擺桌子!」轉身就拿筷子敲了葉修腦門。
「我可是說真的!」葉修幫忙盛了飯端上桌,「你看你洗衣服做飯打掃家務,這麼賢惠不就是要做我媳婦兒?」一邊鬥嘴一邊悄悄轉身把臉藏了,卻不知露出赤紅耳尖給蘇沐秋看個正著。
兩人一邊閒聊一邊用了晚飯,一盤菜圃蛋,兩個青蔬,兩條泉魚,一碗素湯,與兩千年初遇時的菜樣也無二至。
似乎曾經的生離死別都不存在,他們還是那初次相見便生了好意,此後一直嬉笑怒罵過日子的兩人。
貳貳·終章
用完晚飯,照例是葉修洗碗,蘇沐秋在廚房門邊與他閒聊,收拾妥當,蘇沐秋拉人坐回桌邊,取了那罈子石榴酒,拍開封泥便倒。

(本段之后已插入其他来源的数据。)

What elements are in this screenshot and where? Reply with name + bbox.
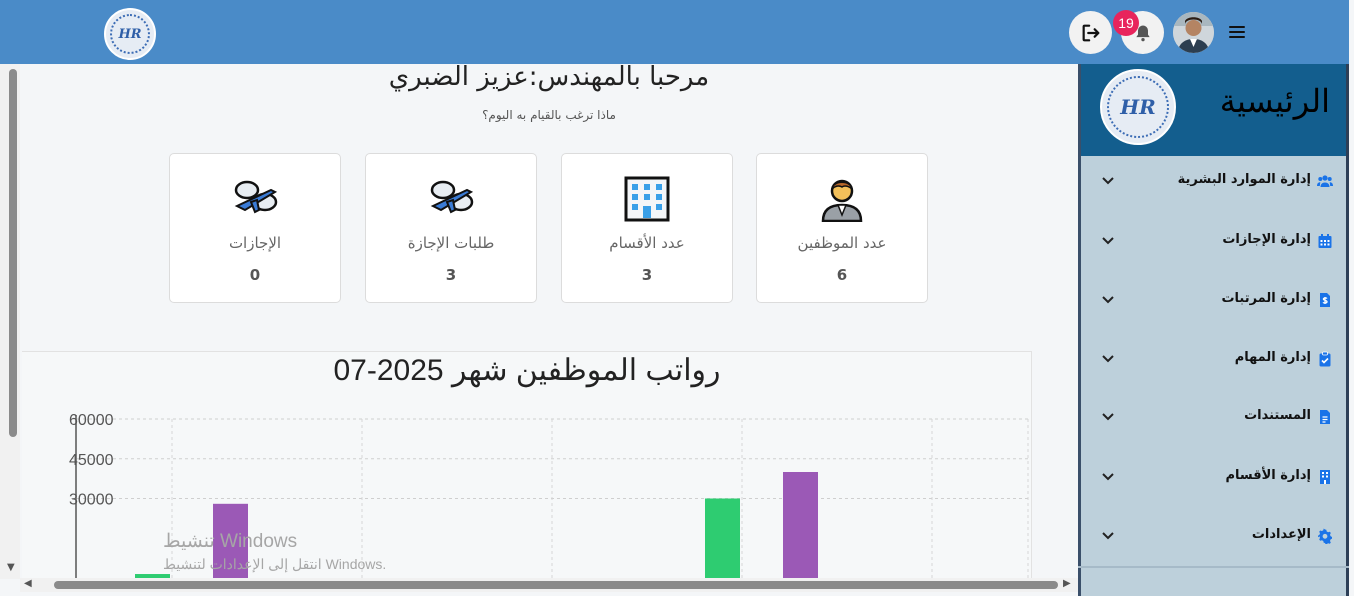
scroll-down-arrow-icon[interactable]: ▼	[7, 562, 15, 573]
sidebar-item-departments[interactable]: إدارة الأقسام	[1083, 460, 1341, 500]
office-worker-icon	[757, 176, 927, 224]
chevron-down-icon	[1102, 237, 1114, 245]
sidebar-item-settings[interactable]: الإعدادات	[1083, 519, 1341, 559]
sidebar-logo-mark: HR	[1107, 76, 1169, 138]
card-employees-label: عدد الموظفين	[797, 234, 887, 252]
chart-y-ticks: 60000 45000 30000	[69, 412, 114, 509]
scroll-left-arrow-icon[interactable]: ◀	[24, 578, 32, 589]
card-departments-label: عدد الأقسام	[609, 234, 685, 252]
office-building-icon	[562, 176, 732, 224]
card-employees[interactable]: عدد الموظفين 6	[756, 153, 928, 303]
calendar-icon	[1318, 234, 1332, 248]
building-icon	[1320, 470, 1330, 484]
sidebar-item-label: إدارة المرتبات	[1221, 291, 1311, 306]
document-icon	[1320, 410, 1330, 424]
sidebar-title[interactable]: الرئيسية	[1190, 82, 1330, 120]
airplane-clouds-icon	[366, 176, 536, 224]
user-avatar[interactable]	[1173, 12, 1214, 53]
card-employees-value: 6	[836, 266, 848, 284]
logout-icon	[1082, 24, 1099, 41]
chevron-down-icon	[1102, 532, 1114, 540]
sidebar-item-label: إدارة الموارد البشرية	[1177, 172, 1311, 187]
vertical-scroll-thumb[interactable]	[9, 69, 17, 437]
card-leave-requests-label: طلبات الإجازة	[407, 234, 495, 252]
notification-badge: 19	[1113, 10, 1139, 36]
top-logo-mark: HR	[110, 14, 150, 54]
sidebar-item-hr[interactable]: إدارة الموارد البشرية	[1083, 164, 1341, 204]
chart-bar[interactable]	[705, 498, 740, 579]
chart-y-tick-label: 45000	[69, 452, 114, 469]
welcome-heading: مرحبا بالمهندس:عزيز الضبري	[388, 62, 710, 92]
chevron-down-icon	[1102, 177, 1114, 185]
sidebar-item-label: المستندات	[1244, 408, 1311, 423]
airplane-clouds-icon	[170, 176, 340, 224]
card-departments[interactable]: عدد الأقسام 3	[561, 153, 733, 303]
users-icon	[1317, 175, 1333, 187]
top-logo-text: HR	[118, 26, 142, 42]
chevron-down-icon	[1102, 296, 1114, 304]
sidebar-item-label: إدارة الأقسام	[1225, 468, 1311, 483]
card-leaves[interactable]: الإجازات 0	[169, 153, 341, 303]
scroll-right-arrow-icon[interactable]: ▶	[1063, 578, 1071, 589]
sidebar-item-label: إدارة المهام	[1234, 350, 1311, 365]
windows-activation-hint: انتقل إلى الإعدادات لتنشيط Windows.	[163, 556, 387, 572]
gear-icon	[1318, 528, 1332, 544]
card-leave-requests-value: 3	[445, 266, 457, 284]
card-leaves-label: الإجازات	[228, 234, 282, 252]
sidebar-logo-text: HR	[1120, 95, 1156, 119]
welcome-subtitle: ماذا ترغب بالقيام به اليوم؟	[482, 108, 616, 122]
menu-toggle-button[interactable]	[1225, 20, 1249, 44]
chart-y-tick-label: 60000	[69, 412, 114, 429]
sidebar-logo[interactable]: HR	[1100, 69, 1176, 145]
sidebar-divider	[1078, 566, 1349, 568]
hamburger-icon	[1229, 26, 1245, 38]
chevron-down-icon	[1102, 413, 1114, 421]
sidebar-item-tasks[interactable]: إدارة المهام	[1083, 342, 1341, 382]
sidebar-item-payroll[interactable]: إدارة المرتبات	[1083, 283, 1341, 323]
sidebar-item-label: الإعدادات	[1251, 527, 1311, 542]
logout-button[interactable]	[1069, 11, 1112, 54]
avatar-image	[1173, 12, 1214, 53]
chart-y-tick-label: 30000	[69, 492, 114, 509]
clipboard-check-icon	[1319, 351, 1331, 367]
chart-bar[interactable]	[783, 472, 818, 578]
chart-title: رواتب الموظفين شهر 2025-07	[333, 354, 721, 387]
invoice-dollar-icon	[1320, 293, 1330, 307]
sidebar-edge	[1346, 64, 1349, 596]
top-logo[interactable]: HR	[104, 8, 156, 60]
sidebar-item-label: إدارة الإجازات	[1222, 232, 1311, 247]
chevron-down-icon	[1102, 355, 1114, 363]
sidebar-item-leaves[interactable]: إدارة الإجازات	[1083, 224, 1341, 264]
card-departments-value: 3	[641, 266, 653, 284]
card-leave-requests[interactable]: طلبات الإجازة 3	[365, 153, 537, 303]
card-leaves-value: 0	[249, 266, 261, 284]
chevron-down-icon	[1102, 473, 1114, 481]
sidebar-item-documents[interactable]: المستندات	[1083, 400, 1341, 440]
windows-activation-title: تنشيط Windows	[163, 531, 298, 552]
app-page: HR 19 مرحبا بالمهندس:عزيز الضبري ماذا تر…	[0, 0, 1354, 596]
horizontal-scroll-thumb[interactable]	[54, 581, 1058, 589]
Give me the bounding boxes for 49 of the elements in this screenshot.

果酒本就香甜何況兩千年沉釀,一時間香味兒四溢,葉修光是聞著就有些醉了。蘇沐秋看他樣子卻帶著愉悅笑意繼續倒了第二杯酒。
酒罈本就小巧,當年一家三口一起過除夕,一人也勻不到幾杯,如今這壇酒藏了兩千多年,便是有陣法封印,也最多不至於酒稠,封泥一去香氣一撲,也就剩下兩隻茶杯的量。
葉修聞著酒香咂了咂嘴道,「我記得我爹過年時取了陳年好酒,喝起來都得有諸多講究,還要拿別的酒摻著喝,你現在是糟蹋東西了!」看他搖頭晃腦的樣子,似乎已經微醉了。
蘇沐秋掐了個醒神的法門敲到葉修腦袋上,終歸搖搖頭輕皺眉頭嘆道,「還是這般不經事兒!」又看葉修回覆清醒後眼巴巴望著杯子瞧,卻忍不住笑。「這回可不准你喝了就倒!」
說罷拉葉修起身,轉朝東方。
「天為媒,地為證,蘇沐秋與葉修結為伴侶,此後執子之手,與子偕老。來——叩天跪地!」說罷就遞上一杯酒給葉修。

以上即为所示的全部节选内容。